A preferential transfer is made when a debtor—prior to filing for Chapter 7 bankruptcy—pays off a certain creditor or group of creditors, which causes other creditors to get less in the bankruptcy.
Preferential transfers (also called preferences) are prohibited because they benefit one creditor at the expense of the others.
When a bankruptcy trustee learns of a pre-bankruptcy payment or transfer that constitutes a preferential transfer, the trustee can petition the bankruptcy court to have the money or assets recovered (a clawback) and included in the bankruptcy estate—allowing the recovered money or assets to be used for the benefit all of the creditors.
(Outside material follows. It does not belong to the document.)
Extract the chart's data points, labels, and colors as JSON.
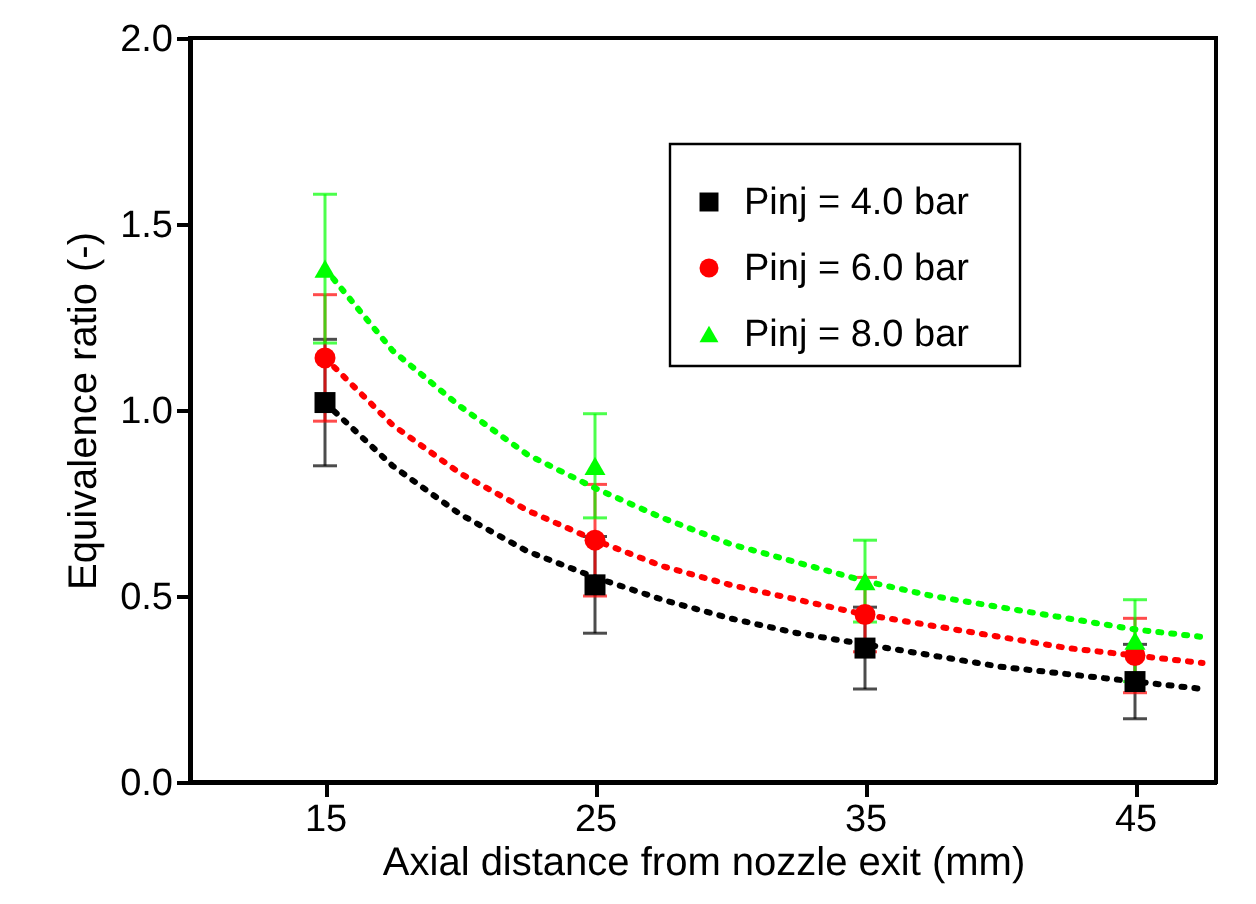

In Delaware, as in all states, the concept of preferential transfers is governed by federal bankruptcy law, specifically under 11 U.S.C. § 547 of the Bankruptcy Code. This statute defines a preferential transfer as any transfer of an interest of the debtor in property made to or for the benefit of a creditor, for or on account of an antecedent debt, made while the debtor was insolvent, within 90 days before the date of the filing of the petition, or between ninety days and one year before the date of the filing of the petition if the creditor was an insider. The purpose of this rule is to ensure equitable distribution of the debtor's assets among all creditors during a bankruptcy proceeding. If a bankruptcy trustee in Delaware identifies a preferential transfer, they can seek to have the transfer undone. This process is known as a clawback, and it is intended to recover assets for the bankruptcy estate, thereby allowing for a more fair distribution among all creditors. An attorney specializing in bankruptcy law can provide specific guidance and representation in matters involving preferential transfers.